Democratic: When people behave in a way you don’t like, you judge and punish them
Nonviolent: You identify colliding needs, communicate them, find a way to satisfy everyone’s needs, mediate conflict

Democratic: You can decide stuff by majority-vote, which means minority’s voices get pushed aside
Nonviolent: You decide stuff by hearing the needs and considerations that everyone brings up, so everyone’s needs are taken into account, you find a solution that everyone can accept as their own (hard to believe it’s possible, right? We’re so used to believing that people always disagree, and we grow up without any tools for decision making that sees everyone; I’m glad this stuff does exist, it sounds advanced/new but it’s actually way more ancient than democracy…)

Democratic: People can make decisions for other people, tell them what they can or can’t do, fear-of-law-enforcement makes people be obedient even when they dislike decisions made
Nonviolent: All authority is based on free choice and respect, nobody forces any decision or anyone else, people can have roles and get authority to make decisions about certain things, but the roles are chosen in consensus and kept only as long as there is trust and willing cooperation

Democratic: There are certain things you “must” do, “should” do, “expected” to do
Nonviolent: If you’ve taken accountabilities but don’t have capacity anymore to continue holding them, you can step down from the role you were given, or look into passing some accountabilities to other people to alleviate your overload of work, there’s a lot of compassion and support for working within your capacity and not stretching yourself and burning yourself out.

And reply by @aschrijver:

I see what you mean, the gist of the ideas.
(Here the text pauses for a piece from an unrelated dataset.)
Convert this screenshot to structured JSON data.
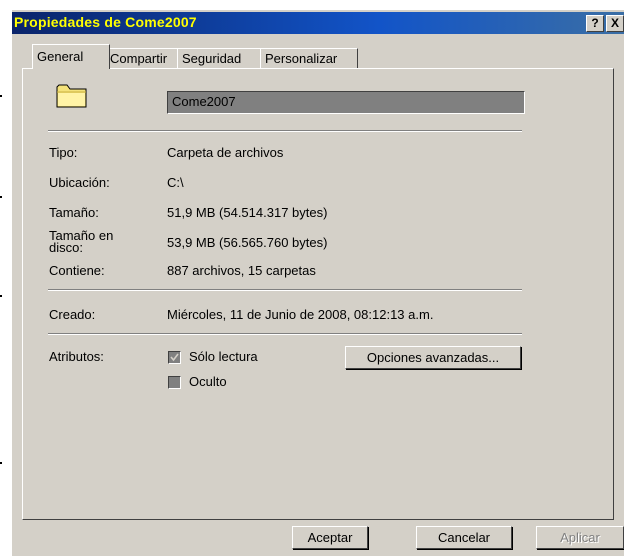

… people also don’t really realize what democratic means

In general what I like to do is avoid the terms and definitions that are so overloaded with meanings, controversy and biases that they are effectively useless. Clear examples to me are e.g. “capitalism” and “socialism”. The mere use of them means that any fruitful discussion is dragged sideways into wars of words and clashing dogma’s. Often ones deliberately brought to life as divide and conquer strategies to sow endless disagreement between parties, and drive people into extreme positions. So you see me often use the word “hypercapitalism” instead, to denote a system run amok and inherently unsustainable.

For “democratic” as an adjective in the context it is used here I feel there isn’t this controversy. Here I’m sure “democratic governance” will be interpreted by people as “Ah, a system where we can have a say”. How that materializes is yet another matter which comes later and can be done in many, many ways. And it can combine best-practices from democracy and NVP along the way.
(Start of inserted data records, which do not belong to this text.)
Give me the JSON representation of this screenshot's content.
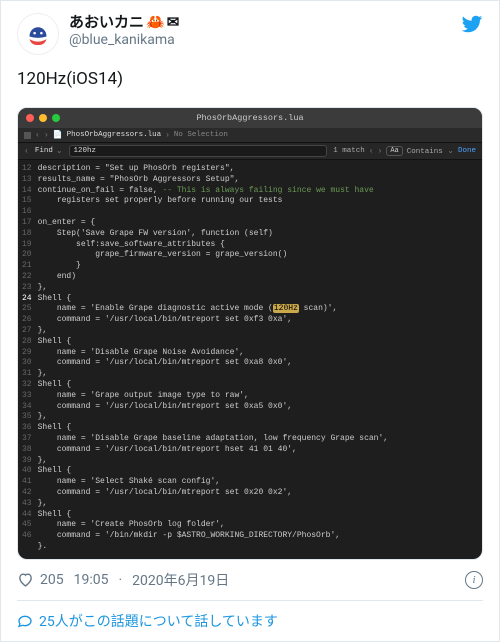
{
  "tweet": {
    "display_name": "あおいカニ",
    "emoji_crab": "🦀",
    "emoji_envelope": "✉",
    "handle": "@blue_kanikama",
    "body": "120Hz(iOS14)",
    "likes": "205",
    "time": "19:05",
    "sep": " · ",
    "date": "2020年6月19日",
    "convo": "25人がこの話題について話しています"
  },
  "editor": {
    "title": "PhosOrbAggressors.lua",
    "tab_file": "PhosOrbAggressors.lua",
    "tab_nosel": "No Selection",
    "find_label": "Find",
    "find_value": "120hz",
    "match_count": "1 match",
    "aa": "Aa",
    "contains": "Contains",
    "done": "Done",
    "code": {
      "desc": "description = \"Set up PhosOrb registers\",",
      "results": "results_name = \"PhosOrb Aggressors Setup\",",
      "cof1": "continue_on_fail = false, ",
      "cof_cm": "-- This is always failing since we must have",
      "cof2": "    registers set properly before running our tests",
      "onenter": "on_enter = {",
      "step": "    Step('Save Grape FW version', function (self)",
      "selfsave": "        self:save_software_attributes {",
      "grapefw": "            grape_firmware_version = grape_version()",
      "brace_close_inner": "        }",
      "end_paren": "    end)",
      "close_oe": "},",
      "shell": "Shell {",
      "s1_name_a": "    name = 'Enable Grape diagnostic active mode (",
      "s1_hl": "120Hz",
      "s1_name_b": " scan)',",
      "s1_cmd": "    command = '/usr/local/bin/mtreport set 0xf3 0xa',",
      "shell_close": "},",
      "s2_name": "    name = 'Disable Grape Noise Avoidance',",
      "s2_cmd": "    command = '/usr/local/bin/mtreport set 0xa8 0x0',",
      "s3_name": "    name = 'Grape output image type to raw',",
      "s3_cmd": "    command = '/usr/local/bin/mtreport set 0xa5 0x0',",
      "s4_name": "    name = 'Disable Grape baseline adaptation, low frequency Grape scan',",
      "s4_cmd": "    command = '/usr/local/bin/mtreport hset 41 01 40',",
      "s5_name": "    name = 'Select Shaké scan config',",
      "s5_cmd": "    command = '/usr/local/bin/mtreport set 0x20 0x2',",
      "s6_name": "    name = 'Create PhosOrb log folder',",
      "s6_cmd": "    command = '/bin/mkdir -p $ASTRO_WORKING_DIRECTORY/PhosOrb',",
      "trailing": "}."
    },
    "lines": [
      "12",
      "13",
      "14",
      "15",
      "16",
      "17",
      "18",
      "19",
      "20",
      "21",
      "22",
      "23",
      "24",
      "25",
      "26",
      "27",
      "28",
      "29",
      "30",
      "31",
      "32",
      "33",
      "34",
      "35",
      "36",
      "37",
      "38",
      "39",
      "40",
      "41",
      "42",
      "43",
      "44",
      "45",
      "46"
    ]
  }
}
While I dig what I read about NVP, what I am a bit fearful of is that the terminology “Violent/Nonviolent” is enough to hang people just on those terms, cloud their vision, and leads to endless arguments. In other words, leads to culture war.

So guess what I am trying to say is that imho it is important to avoid existing terminology in Social Coding Movement where that risks bringing engrained ideological stances to the forefront, and just adopt the gems that exist within these lines of thinking.

Discussion

Summarized gist from chat discussion:

  • Social Coding is crowdsourced. Anyone can contribute.
  • Nonviolent principles / communication look appealing for consideration.
  • “Violent / nonviolent” is unfamiliar concept. May detract people, be controversial.
  • We can adopt the best-practices (the “Gems”) of Nonviolence. But not too “in your face”.
  • In Social Coding Principles we can change text to: “nonviolent democratic principles”.

Democracy as mentioned in the description of Social Coding is not simply a description of the communication within Social Coding projects and movement.

It is my conviction, that sustainable development communities require the principles of democracy:

  1. Right of speech and proposal for all decisions.
  2. Equality of votes on decisions.
  3. Accountable and short lived leadership.